In the end, it certainly could be considered a large factor. But Hermione, who – rather than admit to her regrets – often created a whole host of reasons for whatever wrongs she had done, did not quite comprehend the larger problem underlying the guilt. Ron, who had plenty of regrets and admitted them if given half-a-chance, knew very well what this larger problem was. It was yet another way in which Ron found his methods of help more useful to Harry than Hermione found hers. Ron knew (as did Molly, come to that), the biggest problem Harry had was his intense regret.

He had wasted the last few weeks he'd had with Ginny by avoiding a relationship that made them both incredibly happy. He had made Ginny's sixth year a lonely, miserable place. He had killed himself and her emotionally, all to keep her safe. He failed in that. And when Ginny died, Harry could not even claim that special and irreplaceable spot as her boyfriend. He could not, upon attending her funeral days later, stand up and tell the assembled mourners that this girl had been the love of his life.
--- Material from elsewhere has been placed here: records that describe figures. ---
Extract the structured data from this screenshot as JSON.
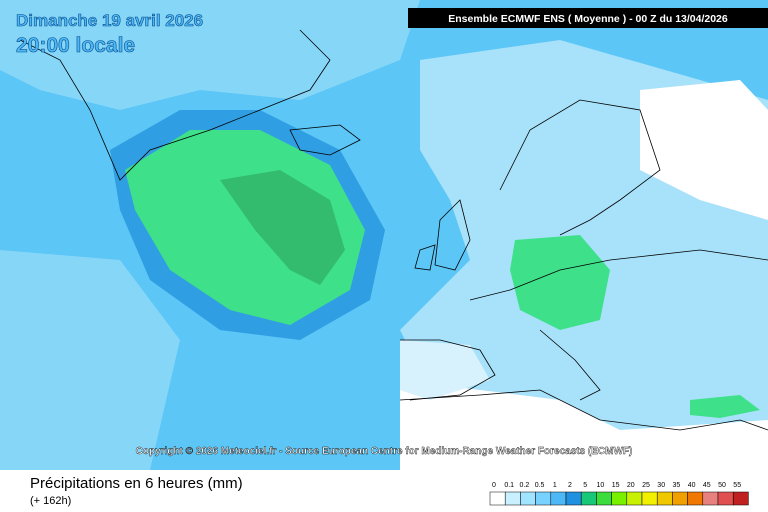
{
  "header": {
    "date": "Dimanche 19 avril 2026",
    "time": "20:00 locale",
    "model": "Ensemble ECMWF ENS  ( Moyenne )  -  00 Z du 13/04/2026"
  },
  "copyright": "Copyright © 2026 Meteociel.fr - Source European Centre for Medium-Range Weather Forecasts (ECMWF)",
  "footer": {
    "title": "Précipitations en 6 heures (mm)",
    "lead": "(+ 162h)"
  },
  "legend": {
    "labels": [
      "0",
      "0.1",
      "0.2",
      "0.5",
      "1",
      "2",
      "5",
      "10",
      "15",
      "20",
      "25",
      "30",
      "35",
      "40",
      "45",
      "50",
      "55"
    ],
    "colors": [
      "#ffffff",
      "#c8f0ff",
      "#a0e4ff",
      "#78d2ff",
      "#4cb8f5",
      "#2090e0",
      "#18c878",
      "#3cdc3c",
      "#78f000",
      "#c8f000",
      "#f0f000",
      "#f0c800",
      "#f0a000",
      "#f07800",
      "#e88080",
      "#e05050",
      "#c02020"
    ]
  }
}
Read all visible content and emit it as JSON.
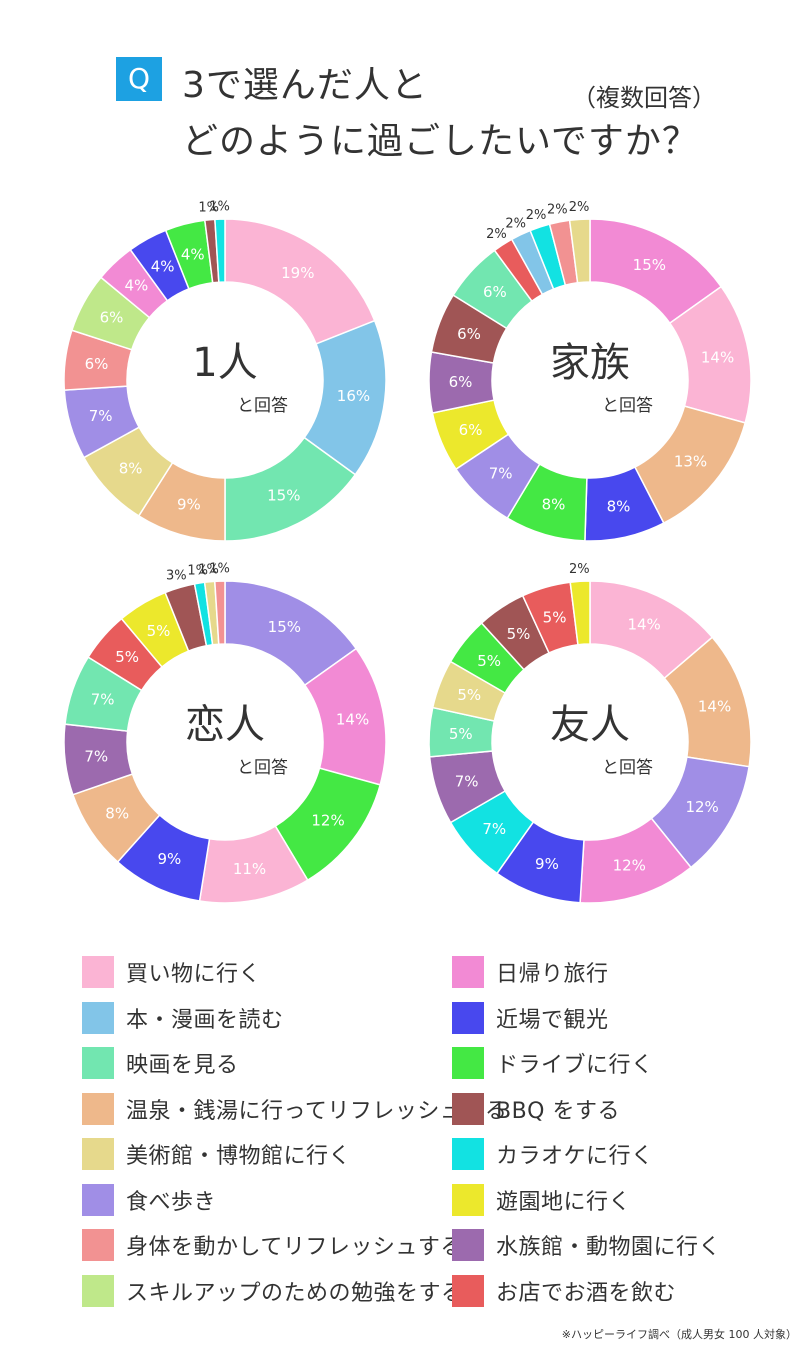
{
  "header": {
    "q": "Q",
    "title_line1": "3で選んだ人と",
    "title_line2": "どのように過ごしたいですか？",
    "subtitle": "（複数回答）"
  },
  "colors": {
    "shopping": "#fbb4d4",
    "books_manga": "#82c5e8",
    "movies": "#72e6b0",
    "onsen": "#eeb88b",
    "museum": "#e6d98c",
    "food_walk": "#a08ee6",
    "exercise": "#f29292",
    "skill_up": "#bfe88a",
    "day_trip": "#f28ad4",
    "nearby_sightseeing": "#4848ee",
    "drive": "#44e844",
    "bbq": "#a05555",
    "karaoke": "#12e2e2",
    "amusement_park": "#ece82c",
    "aquarium_zoo": "#9c6aae",
    "bar": "#e85c5c"
  },
  "legend": [
    {
      "key": "shopping",
      "label": "買い物に行く"
    },
    {
      "key": "books_manga",
      "label": "本・漫画を読む"
    },
    {
      "key": "movies",
      "label": "映画を見る"
    },
    {
      "key": "onsen",
      "label": "温泉・銭湯に行ってリフレッシュする"
    },
    {
      "key": "museum",
      "label": "美術館・博物館に行く"
    },
    {
      "key": "food_walk",
      "label": "食べ歩き"
    },
    {
      "key": "exercise",
      "label": "身体を動かしてリフレッシュする"
    },
    {
      "key": "skill_up",
      "label": "スキルアップのための勉強をする"
    },
    {
      "key": "day_trip",
      "label": "日帰り旅行"
    },
    {
      "key": "nearby_sightseeing",
      "label": "近場で観光"
    },
    {
      "key": "drive",
      "label": "ドライブに行く"
    },
    {
      "key": "bbq",
      "label": "BBQ をする"
    },
    {
      "key": "karaoke",
      "label": "カラオケに行く"
    },
    {
      "key": "amusement_park",
      "label": "遊園地に行く"
    },
    {
      "key": "aquarium_zoo",
      "label": "水族館・動物園に行く"
    },
    {
      "key": "bar",
      "label": "お店でお酒を飲む"
    }
  ],
  "chart_data": [
    {
      "type": "pie",
      "title": "1人",
      "subtitle": "と回答",
      "unit": "%",
      "slices": [
        {
          "key": "shopping",
          "value": 19
        },
        {
          "key": "books_manga",
          "value": 16
        },
        {
          "key": "movies",
          "value": 15
        },
        {
          "key": "onsen",
          "value": 9
        },
        {
          "key": "museum",
          "value": 8
        },
        {
          "key": "food_walk",
          "value": 7
        },
        {
          "key": "exercise",
          "value": 6
        },
        {
          "key": "skill_up",
          "value": 6
        },
        {
          "key": "day_trip",
          "value": 4
        },
        {
          "key": "nearby_sightseeing",
          "value": 4
        },
        {
          "key": "drive",
          "value": 4
        },
        {
          "key": "bbq",
          "value": 1
        },
        {
          "key": "karaoke",
          "value": 1
        }
      ]
    },
    {
      "type": "pie",
      "title": "家族",
      "subtitle": "と回答",
      "unit": "%",
      "slices": [
        {
          "key": "day_trip",
          "value": 15
        },
        {
          "key": "shopping",
          "value": 14
        },
        {
          "key": "onsen",
          "value": 13
        },
        {
          "key": "nearby_sightseeing",
          "value": 8
        },
        {
          "key": "drive",
          "value": 8
        },
        {
          "key": "food_walk",
          "value": 7
        },
        {
          "key": "amusement_park",
          "value": 6
        },
        {
          "key": "aquarium_zoo",
          "value": 6
        },
        {
          "key": "bbq",
          "value": 6
        },
        {
          "key": "movies",
          "value": 6
        },
        {
          "key": "bar",
          "value": 2
        },
        {
          "key": "books_manga",
          "value": 2
        },
        {
          "key": "karaoke",
          "value": 2
        },
        {
          "key": "exercise",
          "value": 2
        },
        {
          "key": "museum",
          "value": 2
        }
      ]
    },
    {
      "type": "pie",
      "title": "恋人",
      "subtitle": "と回答",
      "unit": "%",
      "slices": [
        {
          "key": "food_walk",
          "value": 15
        },
        {
          "key": "day_trip",
          "value": 14
        },
        {
          "key": "drive",
          "value": 12
        },
        {
          "key": "shopping",
          "value": 11
        },
        {
          "key": "nearby_sightseeing",
          "value": 9
        },
        {
          "key": "onsen",
          "value": 8
        },
        {
          "key": "aquarium_zoo",
          "value": 7
        },
        {
          "key": "movies",
          "value": 7
        },
        {
          "key": "bar",
          "value": 5
        },
        {
          "key": "amusement_park",
          "value": 5
        },
        {
          "key": "bbq",
          "value": 3
        },
        {
          "key": "karaoke",
          "value": 1
        },
        {
          "key": "museum",
          "value": 1
        },
        {
          "key": "exercise",
          "value": 1
        }
      ]
    },
    {
      "type": "pie",
      "title": "友人",
      "subtitle": "と回答",
      "unit": "%",
      "slices": [
        {
          "key": "shopping",
          "value": 14
        },
        {
          "key": "onsen",
          "value": 14
        },
        {
          "key": "food_walk",
          "value": 12
        },
        {
          "key": "day_trip",
          "value": 12
        },
        {
          "key": "nearby_sightseeing",
          "value": 9
        },
        {
          "key": "karaoke",
          "value": 7
        },
        {
          "key": "aquarium_zoo",
          "value": 7
        },
        {
          "key": "movies",
          "value": 5
        },
        {
          "key": "museum",
          "value": 5
        },
        {
          "key": "drive",
          "value": 5
        },
        {
          "key": "bbq",
          "value": 5
        },
        {
          "key": "bar",
          "value": 5
        },
        {
          "key": "amusement_park",
          "value": 2
        }
      ]
    }
  ],
  "footnote": "※ハッピーライフ調べ（成人男女 100 人対象）"
}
What man in his right mind would have made the last living days of the woman he loved so miserable?

For that atrocity, Harry could not allow himself to claim Ginny's love. It would have mocked her memory in unspeakable ways.

Ron knew all of this and – dare Harry say it – shared it all. Because Ron regretted every time he had ever interrupted, every ounce of brotherly concern which he'd allowed to mar Ginny and Harry's moment in the sun.

Hermione hated Harry for letting Ron torture himself this way.

Ron hated Harry for leaving Ginny.

Molly hated Harry for losing Ginny.

Harry hated Molly for being too late, and Ron for understanding despite his resentment, and Hermione for not understanding at all.

But what Harry really hated was himself.

Harry hated Harry for ever loving Ginny in the first place.


A/N: After I came up with the first line, I immediately knew that this would be a story about what Harry would do if Ginny had died at the hand of Bellatrix.

Something about one-shots turns me into nice little abyss of depression, I think. But I like this piece nevertheless.